For me, we need to think about this because it's not just about it being a good title, there could be something like the actual pronunciation of the game itself - it might not be easy or catchy to the Japanese audience. For example, Death Squared - in Japan the word 'death' maybe is a bit too strong, so we changed it to the katakana 'rorororo' which is... ロロロロ - four squares! And the Chinese is '㗊' which means clamour and match for party game concept, also four squares!
We need to care about the sensitive issues to understand them, but we bring Japanese games to the West and vice versa, so we need to think about the western market which is a lot of pressure. The main thing is to do our best. We care so much about different cultures and the developers are indies so there is an element of risk regarding global sales, but it's going really well right now. Most western gamers are understanding and embracing 'traditional' Japanese games more than ever.
An interesting example is Urban Trial Freestyle on 3DS - a western and western-style motorbike game, and it turns out it sold really well on the shop in Japan, and exceeded western sales. It can depend on timing, but we are getting the word out there and saying to consumers that it is suitable for the Japanese market - they are putting faith in our judgement.
There's been a resurgence of Japanese games coming into the western market - with the indie scene and digital distribution, are consumers more globally aware than ever.?
Japan is still a traditional audience in terms of preferred genres, to a certain extent, it is a cultural thing and there are of course long running series that have huge userbases. Most of the most popular titles are still local titles.
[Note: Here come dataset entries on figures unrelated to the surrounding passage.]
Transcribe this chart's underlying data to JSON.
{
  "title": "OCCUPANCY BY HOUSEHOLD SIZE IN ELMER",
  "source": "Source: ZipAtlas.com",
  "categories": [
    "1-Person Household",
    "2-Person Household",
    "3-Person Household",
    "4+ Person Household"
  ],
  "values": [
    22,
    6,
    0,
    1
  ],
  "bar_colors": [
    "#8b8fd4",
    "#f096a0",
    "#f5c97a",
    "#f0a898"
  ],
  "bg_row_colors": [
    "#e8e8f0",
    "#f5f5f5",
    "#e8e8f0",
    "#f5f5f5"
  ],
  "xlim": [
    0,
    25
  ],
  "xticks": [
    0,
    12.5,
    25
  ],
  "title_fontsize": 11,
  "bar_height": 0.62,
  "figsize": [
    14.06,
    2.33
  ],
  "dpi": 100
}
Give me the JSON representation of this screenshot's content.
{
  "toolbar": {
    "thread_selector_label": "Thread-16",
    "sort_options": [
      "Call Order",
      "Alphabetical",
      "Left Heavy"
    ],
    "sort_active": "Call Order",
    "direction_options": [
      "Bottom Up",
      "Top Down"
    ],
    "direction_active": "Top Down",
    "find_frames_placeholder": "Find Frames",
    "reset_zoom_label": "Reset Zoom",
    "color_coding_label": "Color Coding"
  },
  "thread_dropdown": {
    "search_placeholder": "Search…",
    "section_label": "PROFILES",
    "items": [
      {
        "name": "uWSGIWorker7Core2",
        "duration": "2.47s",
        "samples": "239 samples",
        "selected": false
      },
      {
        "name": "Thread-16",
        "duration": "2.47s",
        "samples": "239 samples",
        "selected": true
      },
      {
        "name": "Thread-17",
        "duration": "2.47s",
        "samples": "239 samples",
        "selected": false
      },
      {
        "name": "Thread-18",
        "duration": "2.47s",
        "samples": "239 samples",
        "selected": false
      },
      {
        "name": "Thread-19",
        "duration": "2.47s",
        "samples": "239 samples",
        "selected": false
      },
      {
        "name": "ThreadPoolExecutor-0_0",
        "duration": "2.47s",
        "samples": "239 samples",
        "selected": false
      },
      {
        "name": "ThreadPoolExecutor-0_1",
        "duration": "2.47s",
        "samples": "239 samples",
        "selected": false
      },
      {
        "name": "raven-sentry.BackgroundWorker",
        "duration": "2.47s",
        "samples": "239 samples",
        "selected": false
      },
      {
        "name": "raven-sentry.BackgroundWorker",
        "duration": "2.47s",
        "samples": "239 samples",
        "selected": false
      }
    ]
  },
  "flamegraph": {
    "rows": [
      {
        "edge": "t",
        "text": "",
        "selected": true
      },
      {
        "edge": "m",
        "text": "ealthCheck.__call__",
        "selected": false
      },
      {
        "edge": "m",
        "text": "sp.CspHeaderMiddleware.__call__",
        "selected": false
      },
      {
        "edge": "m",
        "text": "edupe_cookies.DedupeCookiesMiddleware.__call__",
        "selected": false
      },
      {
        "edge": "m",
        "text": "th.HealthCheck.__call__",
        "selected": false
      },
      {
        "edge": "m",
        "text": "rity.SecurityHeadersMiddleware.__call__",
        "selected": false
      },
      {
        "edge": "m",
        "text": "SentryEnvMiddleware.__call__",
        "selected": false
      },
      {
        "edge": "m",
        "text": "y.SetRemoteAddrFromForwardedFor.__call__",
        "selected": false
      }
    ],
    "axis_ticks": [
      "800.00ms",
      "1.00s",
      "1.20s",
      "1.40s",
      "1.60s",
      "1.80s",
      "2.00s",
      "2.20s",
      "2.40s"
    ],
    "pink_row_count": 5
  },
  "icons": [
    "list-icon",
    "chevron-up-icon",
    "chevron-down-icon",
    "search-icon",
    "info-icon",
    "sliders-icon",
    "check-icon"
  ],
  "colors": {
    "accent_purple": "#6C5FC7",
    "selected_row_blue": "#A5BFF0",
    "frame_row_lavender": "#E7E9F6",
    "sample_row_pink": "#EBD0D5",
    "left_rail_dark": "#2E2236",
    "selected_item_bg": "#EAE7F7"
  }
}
We have the chance to do certain things slowly. We can understand why other companies have been aggressive but we can be patient and observe. You can't build a house with a 3D printer!
Flyhigh Works' most recent releases - PAN-PAN, SteamWorld Dig 2 is coming to Japan soon and Deemo has just come out in Japan, as well as Golf Story next month. We have nearly thirty titles. It's exhausting but very rewarding.
As you see, we have had a great booth this year. However we have learnt from having a smaller booth in the previous two years that it's step by step, year after year.
Thank you for you time and showing us your booth at TGS.